If your organization relies on one of the listed technologies and wants to own that integration, reach out — we want to work with you.
- Browse open bounty issues — all tagged
status:open. - Ask questions before you start. Comment on the issue to clarify scope, edge cases, or implementation approach. The Plakar core team will respond. Do not submit a PR without aligning on scope first.
- Once scope is confirmed, comment to claim the issue. We allow one active claim at a time with a 2-week completion window.
- Submit a PR to PlakarKorp/integrations referencing the issue.
- First merged PR that meets the acceptance criteria wins the bounty.
- After your PR is merged, email bounty@plakar.io to claim your reward. Payment is not automatic.
- Businesses and registered freelancers — issue a commercial invoice to Plakar SAS (149 avenue du Maine, 75014 Paris, France, RCS Paris 933 509 754). EU entities use the VAT reverse charge mechanism; non-EU entities invoice without VAT.
- Individual contributors — complete and sign the honor certificate template available in the full policy and send it to accounting@plakar.io with a copy to bounty@plakar.io. Note: bounty rewards are taxable income and must be declared to your local tax authorities.
- Payment is processed by bank wire transfer within 30 days of invoice or certificate validation. Plakar SAS covers all transfer fees.
- Only the Plakar core team creates bounty issues. Do not open issues to propose integrations — use Discussions instead (see below).
- Bounties are paid upon merge, after a brief review period.
- The core team reserves the right to reject submissions that do not meet the stated requirements.
- AI-generated submissions are not accepted. Code written by AI without a human who can defend its quality, explain every decision, and meet our code standards will be rejected outright. You must be able to own what you submit.
- Ineligible participants: Plakar SAS employees, active freelancers, contractors, and consultants under agreement with Plakar SAS are strictly excluded.
- Sanctions: Individuals or entities in countries subject to EU or French economic sanctions, or listed on EU/French asset-freeze registries, are ineligible.

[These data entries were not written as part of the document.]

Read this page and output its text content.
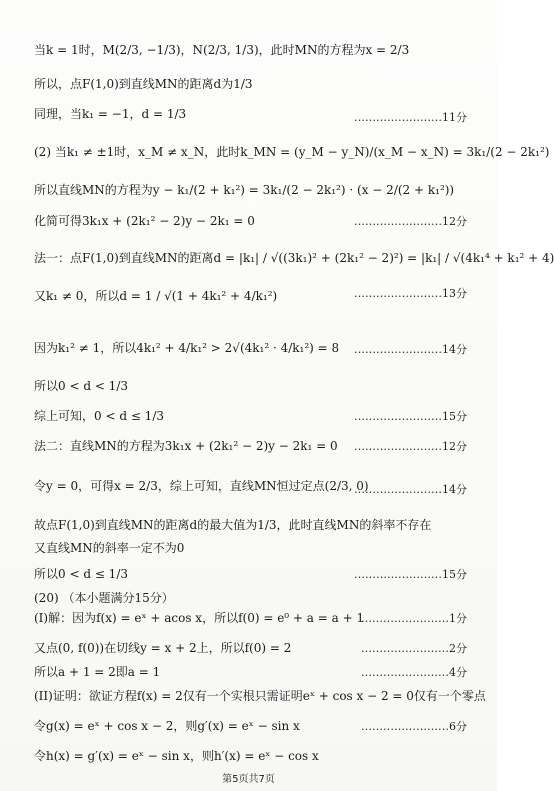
当k = 1时，M(2/3, −1/3)，N(2/3, 1/3)，此时MN的方程为x = 2/3
所以，点F(1,0)到直线MN的距离d为1/3
同理，当k₁ = −1，d = 1/3
(2) 当k₁ ≠ ±1时，x_M ≠ x_N，此时k_MN = (y_M − y_N)/(x_M − x_N) = 3k₁/(2 − 2k₁²)
所以直线MN的方程为y − k₁/(2 + k₁²) = 3k₁/(2 − 2k₁²) · (x − 2/(2 + k₁²))
化简可得3k₁x + (2k₁² − 2)y − 2k₁ = 0
法一：点F(1,0)到直线MN的距离d = |k₁| / √((3k₁)² + (2k₁² − 2)²) = |k₁| / √(4k₁⁴ + k₁² + 4)
又k₁ ≠ 0，所以d = 1 / √(1 + 4k₁² + 4/k₁²)
因为k₁² ≠ 1，所以4k₁² + 4/k₁² > 2√(4k₁² · 4/k₁²) = 8
所以0 < d < 1/3
综上可知，0 < d ≤ 1/3
法二：直线MN的方程为3k₁x + (2k₁² − 2)y − 2k₁ = 0
令y = 0，可得x = 2/3，综上可知，直线MN恒过定点(2/3, 0)
故点F(1,0)到直线MN的距离d的最大值为1/3，此时直线MN的斜率不存在
又直线MN的斜率一定不为0
所以0 < d ≤ 1/3
(20) （本小题满分15分）
(I)解：因为f(x) = eˣ + acos x，所以f(0) = e⁰ + a = a + 1
又点(0, f(0))在切线y = x + 2上，所以f(0) = 2
所以a + 1 = 2即a = 1
(II)证明：欲证方程f(x) = 2仅有一个实根只需证明eˣ + cos x − 2 = 0仅有一个零点
令g(x) = eˣ + cos x − 2，则g′(x) = eˣ − sin x
令h(x) = g′(x) = eˣ − sin x，则h′(x) = eˣ − cos x
……………………11分
……………………12分
……………………13分
……………………14分
……………………15分
……………………12分
……………………14分
……………………15分
……………………1分
……………………2分
……………………4分
……………………6分
第5页共7页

- Licensing: All contributions must be submitted under the same open-source license as the target Plakar repository.
Have an integration idea that isn't listed? Open a thread in Discussions. The core team reviews community proposals regularly and may convert popular ones into funded bounty issues.
👍 Upvote issues and discussions you want to see prioritized — thumbs-up reactions directly influence which bounties we fund next.